O porto

Tão silenciosa rua. Parece guardar restos de aldeia na paisagem entre renques de palmeiras. Tão silenciosa rua vai dar no porto. No caminho não há como fugir da leitura dos passos em busca da nova harmonia. Seguindo nessa direção existe a construção horizontal da paisagem perdida entre o mar e a lagoa. Ser, natureza, espírito. O grau da quietude se quebra no tatalar das asas de um pássaro. Fere a melancolia no repouso das enchentes.

O porto repousa abandonado na lagoa. Uma lagoa traiçoeira para navegação. Porto desamparado que jamais reconquistará a consciência histórica do seu engano.

- Ah! O Presidente da República ronda os interesses rurais pelas mãos dos caudilhos.

- Estrada de ferro, Manuel?

- Não! Queremos o porto.

A ferrovia era o que havia de elevada tecnologia. Mas se ergueu o porto. Ficou o erro. O porto sem sentido na lagoa de dois mundos.

Hoje recebeu pintura, reforma e inauguração. Sem transporte público que lhe alcance o povo fora levado gratuitamente em ônibus pré-pago para saudar a boa nova. O porto recuperado na forma com fogos de artifício, discurso, além das noções enfáticas de desenvolvimento. Tudo se pensa em criar para lhe dar funcionalidade, fruto do dinheiro social, menos a real vocação de mercado público como de costume na zona portuária. O poder público considera inviável vender a granel artigos de primeira necessidade. Querem teatro, museu, restaurante. Um rio de dinheiro novamente é despendido na maquiagem de porto que continua vazio. Sem reconhecimento da verdade do engano.

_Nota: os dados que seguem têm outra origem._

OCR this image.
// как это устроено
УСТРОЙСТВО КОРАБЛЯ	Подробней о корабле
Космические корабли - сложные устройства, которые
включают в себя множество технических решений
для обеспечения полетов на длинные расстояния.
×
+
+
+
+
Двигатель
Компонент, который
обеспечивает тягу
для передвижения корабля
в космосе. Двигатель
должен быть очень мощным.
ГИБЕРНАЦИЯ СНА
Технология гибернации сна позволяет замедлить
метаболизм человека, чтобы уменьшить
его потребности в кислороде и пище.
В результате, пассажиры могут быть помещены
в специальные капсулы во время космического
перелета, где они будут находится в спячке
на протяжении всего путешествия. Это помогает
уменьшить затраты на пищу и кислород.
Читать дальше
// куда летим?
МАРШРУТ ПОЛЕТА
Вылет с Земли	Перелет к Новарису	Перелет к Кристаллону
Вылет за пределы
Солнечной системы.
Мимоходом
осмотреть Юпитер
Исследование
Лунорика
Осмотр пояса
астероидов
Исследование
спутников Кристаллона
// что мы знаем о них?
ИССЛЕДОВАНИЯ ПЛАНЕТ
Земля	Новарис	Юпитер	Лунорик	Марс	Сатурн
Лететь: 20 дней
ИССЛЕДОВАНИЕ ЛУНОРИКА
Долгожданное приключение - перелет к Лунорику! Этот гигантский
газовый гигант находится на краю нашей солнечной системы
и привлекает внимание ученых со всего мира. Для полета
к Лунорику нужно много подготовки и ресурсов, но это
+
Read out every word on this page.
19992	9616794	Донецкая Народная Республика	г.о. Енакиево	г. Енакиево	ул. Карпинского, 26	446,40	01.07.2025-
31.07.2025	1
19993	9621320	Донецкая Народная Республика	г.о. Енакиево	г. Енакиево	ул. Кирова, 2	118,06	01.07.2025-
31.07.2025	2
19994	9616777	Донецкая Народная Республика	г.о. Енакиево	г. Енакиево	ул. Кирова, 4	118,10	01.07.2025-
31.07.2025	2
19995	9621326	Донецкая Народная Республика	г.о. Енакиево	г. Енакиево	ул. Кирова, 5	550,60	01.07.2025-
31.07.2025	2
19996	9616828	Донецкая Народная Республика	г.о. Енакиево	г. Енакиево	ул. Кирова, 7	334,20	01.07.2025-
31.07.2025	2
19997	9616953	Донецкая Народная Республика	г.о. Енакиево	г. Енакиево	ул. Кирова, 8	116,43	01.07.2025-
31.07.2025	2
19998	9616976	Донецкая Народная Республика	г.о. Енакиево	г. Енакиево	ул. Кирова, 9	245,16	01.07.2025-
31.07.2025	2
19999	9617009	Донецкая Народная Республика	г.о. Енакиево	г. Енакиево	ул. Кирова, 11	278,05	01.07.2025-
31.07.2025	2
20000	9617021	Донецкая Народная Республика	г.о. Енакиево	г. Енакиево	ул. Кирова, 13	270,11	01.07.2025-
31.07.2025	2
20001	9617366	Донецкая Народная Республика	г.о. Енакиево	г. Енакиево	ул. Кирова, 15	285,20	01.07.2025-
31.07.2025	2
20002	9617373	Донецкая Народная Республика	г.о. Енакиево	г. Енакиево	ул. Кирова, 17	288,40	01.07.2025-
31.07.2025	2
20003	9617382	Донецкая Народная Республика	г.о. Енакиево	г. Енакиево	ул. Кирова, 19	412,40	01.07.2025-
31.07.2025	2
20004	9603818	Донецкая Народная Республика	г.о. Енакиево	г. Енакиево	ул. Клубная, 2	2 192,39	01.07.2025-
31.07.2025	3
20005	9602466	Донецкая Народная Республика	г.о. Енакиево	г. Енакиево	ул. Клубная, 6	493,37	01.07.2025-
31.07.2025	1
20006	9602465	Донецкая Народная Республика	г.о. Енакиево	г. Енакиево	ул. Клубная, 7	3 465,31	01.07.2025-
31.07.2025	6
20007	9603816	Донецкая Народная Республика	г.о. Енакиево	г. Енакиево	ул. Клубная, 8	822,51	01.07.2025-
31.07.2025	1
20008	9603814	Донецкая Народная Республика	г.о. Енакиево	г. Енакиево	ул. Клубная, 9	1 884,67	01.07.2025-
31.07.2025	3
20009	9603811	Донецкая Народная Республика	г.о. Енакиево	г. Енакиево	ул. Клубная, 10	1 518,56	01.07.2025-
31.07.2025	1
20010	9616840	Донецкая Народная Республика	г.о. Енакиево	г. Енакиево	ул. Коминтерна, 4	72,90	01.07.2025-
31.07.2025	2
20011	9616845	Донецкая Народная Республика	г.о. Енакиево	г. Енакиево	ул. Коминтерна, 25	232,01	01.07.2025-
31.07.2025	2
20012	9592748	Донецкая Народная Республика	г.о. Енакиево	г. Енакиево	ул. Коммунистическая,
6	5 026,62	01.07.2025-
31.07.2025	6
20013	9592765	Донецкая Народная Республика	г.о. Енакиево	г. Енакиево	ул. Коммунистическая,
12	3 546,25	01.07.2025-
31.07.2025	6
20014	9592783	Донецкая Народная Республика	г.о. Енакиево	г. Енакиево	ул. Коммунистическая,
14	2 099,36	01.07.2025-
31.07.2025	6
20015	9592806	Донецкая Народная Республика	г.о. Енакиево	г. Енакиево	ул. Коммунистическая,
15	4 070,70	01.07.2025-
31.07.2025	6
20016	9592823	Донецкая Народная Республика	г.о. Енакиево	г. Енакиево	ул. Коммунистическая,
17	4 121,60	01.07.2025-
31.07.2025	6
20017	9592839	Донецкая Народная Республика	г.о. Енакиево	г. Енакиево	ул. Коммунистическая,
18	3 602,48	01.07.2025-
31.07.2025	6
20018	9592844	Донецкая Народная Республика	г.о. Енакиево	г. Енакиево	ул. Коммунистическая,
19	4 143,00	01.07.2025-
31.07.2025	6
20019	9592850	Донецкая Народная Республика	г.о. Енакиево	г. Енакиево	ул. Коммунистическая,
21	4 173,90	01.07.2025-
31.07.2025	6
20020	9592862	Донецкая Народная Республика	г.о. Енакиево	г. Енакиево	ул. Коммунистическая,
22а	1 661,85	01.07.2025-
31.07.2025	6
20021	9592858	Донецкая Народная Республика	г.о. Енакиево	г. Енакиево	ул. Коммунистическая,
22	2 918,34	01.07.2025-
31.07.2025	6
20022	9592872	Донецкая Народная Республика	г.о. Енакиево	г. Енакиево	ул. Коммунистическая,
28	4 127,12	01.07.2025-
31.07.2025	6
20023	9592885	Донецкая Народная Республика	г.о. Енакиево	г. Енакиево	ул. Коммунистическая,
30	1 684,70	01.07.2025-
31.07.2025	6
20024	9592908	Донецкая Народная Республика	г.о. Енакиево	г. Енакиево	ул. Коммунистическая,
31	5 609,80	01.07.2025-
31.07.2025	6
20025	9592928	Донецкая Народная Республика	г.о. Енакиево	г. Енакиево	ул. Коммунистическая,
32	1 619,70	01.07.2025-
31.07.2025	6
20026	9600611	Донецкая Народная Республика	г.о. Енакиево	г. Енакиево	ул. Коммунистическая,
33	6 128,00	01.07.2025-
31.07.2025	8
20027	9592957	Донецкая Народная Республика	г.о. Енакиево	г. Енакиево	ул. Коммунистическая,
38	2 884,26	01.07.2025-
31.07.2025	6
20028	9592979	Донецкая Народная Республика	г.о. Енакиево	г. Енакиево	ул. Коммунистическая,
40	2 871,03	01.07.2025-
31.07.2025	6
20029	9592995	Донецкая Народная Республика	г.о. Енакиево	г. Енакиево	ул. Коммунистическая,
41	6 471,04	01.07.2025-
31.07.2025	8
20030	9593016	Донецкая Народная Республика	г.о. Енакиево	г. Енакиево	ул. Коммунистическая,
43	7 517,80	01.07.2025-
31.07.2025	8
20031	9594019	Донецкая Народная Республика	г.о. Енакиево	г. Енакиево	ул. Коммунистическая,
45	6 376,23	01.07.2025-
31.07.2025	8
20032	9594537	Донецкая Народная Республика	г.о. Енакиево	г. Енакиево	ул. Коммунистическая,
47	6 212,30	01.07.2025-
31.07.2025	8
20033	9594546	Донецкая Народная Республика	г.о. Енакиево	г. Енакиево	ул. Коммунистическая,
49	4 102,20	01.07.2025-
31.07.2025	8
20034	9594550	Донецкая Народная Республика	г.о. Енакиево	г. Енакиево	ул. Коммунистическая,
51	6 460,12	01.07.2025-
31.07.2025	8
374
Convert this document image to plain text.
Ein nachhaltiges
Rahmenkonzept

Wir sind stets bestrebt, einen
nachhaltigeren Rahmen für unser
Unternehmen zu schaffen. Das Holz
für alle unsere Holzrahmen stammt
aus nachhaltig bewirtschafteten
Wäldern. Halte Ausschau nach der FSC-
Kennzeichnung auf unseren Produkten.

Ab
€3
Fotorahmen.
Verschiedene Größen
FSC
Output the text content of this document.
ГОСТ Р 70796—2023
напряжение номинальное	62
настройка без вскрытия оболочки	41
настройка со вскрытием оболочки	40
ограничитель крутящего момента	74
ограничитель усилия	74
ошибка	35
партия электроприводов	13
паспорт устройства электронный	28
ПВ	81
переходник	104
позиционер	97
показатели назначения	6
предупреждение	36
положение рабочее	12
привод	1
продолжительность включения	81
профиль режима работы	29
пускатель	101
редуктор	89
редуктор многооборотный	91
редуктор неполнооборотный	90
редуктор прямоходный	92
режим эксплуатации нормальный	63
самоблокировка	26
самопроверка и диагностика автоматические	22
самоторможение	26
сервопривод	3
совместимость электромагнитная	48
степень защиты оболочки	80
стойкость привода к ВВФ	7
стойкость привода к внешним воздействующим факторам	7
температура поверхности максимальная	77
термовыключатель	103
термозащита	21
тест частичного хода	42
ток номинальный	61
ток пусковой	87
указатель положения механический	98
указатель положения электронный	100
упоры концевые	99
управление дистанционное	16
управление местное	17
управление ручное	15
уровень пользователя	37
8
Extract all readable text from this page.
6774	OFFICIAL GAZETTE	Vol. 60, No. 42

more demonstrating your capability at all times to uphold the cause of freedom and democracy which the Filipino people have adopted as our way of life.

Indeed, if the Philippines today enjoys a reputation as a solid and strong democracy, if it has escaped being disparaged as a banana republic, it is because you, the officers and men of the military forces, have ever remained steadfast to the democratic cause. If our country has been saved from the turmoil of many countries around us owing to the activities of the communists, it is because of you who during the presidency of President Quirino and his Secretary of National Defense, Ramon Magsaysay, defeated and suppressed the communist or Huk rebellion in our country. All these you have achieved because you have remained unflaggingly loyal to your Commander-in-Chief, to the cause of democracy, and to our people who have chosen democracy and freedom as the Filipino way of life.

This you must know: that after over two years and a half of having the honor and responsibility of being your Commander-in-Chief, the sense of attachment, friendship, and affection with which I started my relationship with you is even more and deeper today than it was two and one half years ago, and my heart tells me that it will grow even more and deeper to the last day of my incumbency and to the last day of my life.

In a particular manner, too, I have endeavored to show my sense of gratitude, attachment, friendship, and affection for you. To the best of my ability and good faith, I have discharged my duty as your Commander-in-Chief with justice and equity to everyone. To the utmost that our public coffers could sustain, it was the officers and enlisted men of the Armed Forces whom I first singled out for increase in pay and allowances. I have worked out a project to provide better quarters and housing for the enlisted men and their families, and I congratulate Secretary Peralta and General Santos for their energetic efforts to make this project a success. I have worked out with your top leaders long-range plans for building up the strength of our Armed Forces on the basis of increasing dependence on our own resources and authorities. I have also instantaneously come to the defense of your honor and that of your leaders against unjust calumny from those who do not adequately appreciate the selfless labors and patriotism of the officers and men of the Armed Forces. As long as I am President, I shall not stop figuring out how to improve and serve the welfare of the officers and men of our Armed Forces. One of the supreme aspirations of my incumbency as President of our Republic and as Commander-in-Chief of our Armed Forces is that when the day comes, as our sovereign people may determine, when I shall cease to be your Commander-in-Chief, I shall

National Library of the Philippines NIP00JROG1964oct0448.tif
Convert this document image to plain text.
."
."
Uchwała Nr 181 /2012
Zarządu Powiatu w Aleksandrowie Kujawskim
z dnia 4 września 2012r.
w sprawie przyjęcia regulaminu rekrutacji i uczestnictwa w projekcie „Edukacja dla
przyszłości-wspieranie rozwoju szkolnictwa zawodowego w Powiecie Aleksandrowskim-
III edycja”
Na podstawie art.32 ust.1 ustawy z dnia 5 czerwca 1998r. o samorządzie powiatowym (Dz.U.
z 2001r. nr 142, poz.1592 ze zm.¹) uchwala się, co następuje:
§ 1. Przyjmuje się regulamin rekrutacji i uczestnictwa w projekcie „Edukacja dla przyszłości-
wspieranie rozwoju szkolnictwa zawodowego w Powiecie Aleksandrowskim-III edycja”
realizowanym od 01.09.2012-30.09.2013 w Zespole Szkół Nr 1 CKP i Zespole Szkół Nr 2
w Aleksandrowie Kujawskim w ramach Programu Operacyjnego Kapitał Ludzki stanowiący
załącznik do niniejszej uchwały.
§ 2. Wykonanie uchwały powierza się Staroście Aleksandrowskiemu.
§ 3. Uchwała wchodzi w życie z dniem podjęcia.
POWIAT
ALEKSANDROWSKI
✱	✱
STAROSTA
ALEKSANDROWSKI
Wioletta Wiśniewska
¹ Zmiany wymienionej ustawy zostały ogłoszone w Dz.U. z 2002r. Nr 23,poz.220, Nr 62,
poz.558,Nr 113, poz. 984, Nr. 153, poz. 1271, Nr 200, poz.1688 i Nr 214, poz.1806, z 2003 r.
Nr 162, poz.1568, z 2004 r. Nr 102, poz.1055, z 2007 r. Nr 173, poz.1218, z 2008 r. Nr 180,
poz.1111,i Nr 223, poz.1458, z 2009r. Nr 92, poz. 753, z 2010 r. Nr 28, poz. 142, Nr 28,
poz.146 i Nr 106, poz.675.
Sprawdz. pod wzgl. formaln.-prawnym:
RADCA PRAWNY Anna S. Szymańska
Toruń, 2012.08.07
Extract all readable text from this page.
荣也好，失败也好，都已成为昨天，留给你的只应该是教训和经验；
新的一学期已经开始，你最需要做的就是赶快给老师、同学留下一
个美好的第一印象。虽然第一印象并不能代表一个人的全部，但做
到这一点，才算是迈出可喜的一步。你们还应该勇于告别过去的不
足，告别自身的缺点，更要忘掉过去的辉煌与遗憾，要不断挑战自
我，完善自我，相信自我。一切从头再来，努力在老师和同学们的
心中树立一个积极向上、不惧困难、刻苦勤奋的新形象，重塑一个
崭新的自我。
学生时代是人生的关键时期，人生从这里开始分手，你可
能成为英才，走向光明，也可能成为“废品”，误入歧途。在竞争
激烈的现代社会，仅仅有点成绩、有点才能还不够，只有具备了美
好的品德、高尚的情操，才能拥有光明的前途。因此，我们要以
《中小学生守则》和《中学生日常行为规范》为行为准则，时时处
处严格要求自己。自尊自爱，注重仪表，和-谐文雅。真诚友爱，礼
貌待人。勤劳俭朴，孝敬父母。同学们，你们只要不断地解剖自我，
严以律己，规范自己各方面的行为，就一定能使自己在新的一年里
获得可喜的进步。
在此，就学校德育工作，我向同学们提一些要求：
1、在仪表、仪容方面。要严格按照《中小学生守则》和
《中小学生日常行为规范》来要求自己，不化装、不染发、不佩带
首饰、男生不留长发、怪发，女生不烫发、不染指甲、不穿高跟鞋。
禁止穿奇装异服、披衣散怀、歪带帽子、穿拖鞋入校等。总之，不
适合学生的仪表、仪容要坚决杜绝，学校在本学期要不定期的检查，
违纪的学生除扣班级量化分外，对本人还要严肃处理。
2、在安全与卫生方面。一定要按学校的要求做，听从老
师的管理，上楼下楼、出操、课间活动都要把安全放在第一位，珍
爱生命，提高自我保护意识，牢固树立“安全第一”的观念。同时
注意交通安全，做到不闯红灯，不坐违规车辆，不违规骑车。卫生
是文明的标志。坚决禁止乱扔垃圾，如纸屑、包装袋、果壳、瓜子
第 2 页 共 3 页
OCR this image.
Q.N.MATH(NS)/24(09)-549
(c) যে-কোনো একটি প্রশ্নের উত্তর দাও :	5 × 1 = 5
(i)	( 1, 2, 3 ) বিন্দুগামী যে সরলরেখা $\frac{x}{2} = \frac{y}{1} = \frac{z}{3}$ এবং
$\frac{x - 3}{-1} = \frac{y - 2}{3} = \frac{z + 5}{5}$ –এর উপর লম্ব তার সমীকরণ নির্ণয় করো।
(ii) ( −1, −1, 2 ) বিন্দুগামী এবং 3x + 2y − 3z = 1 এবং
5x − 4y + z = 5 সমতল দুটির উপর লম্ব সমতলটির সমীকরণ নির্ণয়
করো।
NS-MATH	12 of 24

Desprovido de significado restrito sobra o silêncio sobre o troféu da vaidade. Triste, Manuel. Pelo menos fizestes uma escola grande na cidadezinha calma...

Segue o porto de poucos barcos, de pouca profundidade, de frio congelando na calmaria perpétua dos homens modestos. Os barcos mal podem fundear sem dragagem. Quem há de arriscar uma carga preciosa na lagoa de baixa profundidade? Somente embarcações anfíbias poderiam driblar as dificuldades práticas para grandes navegações. Sobram promessas de veleiros esportivos como pequeninas pinceladas brancas no azul. O esgoto e a sujeira química das lavouras de arroz deságuam na paisagem crepuscular. Silenciosamente. Até o câncer surtir não se sabe de onde. Até a podridão se tornar insuportável em meio aos palanques festivos. Que melhor seria se fosse um trem!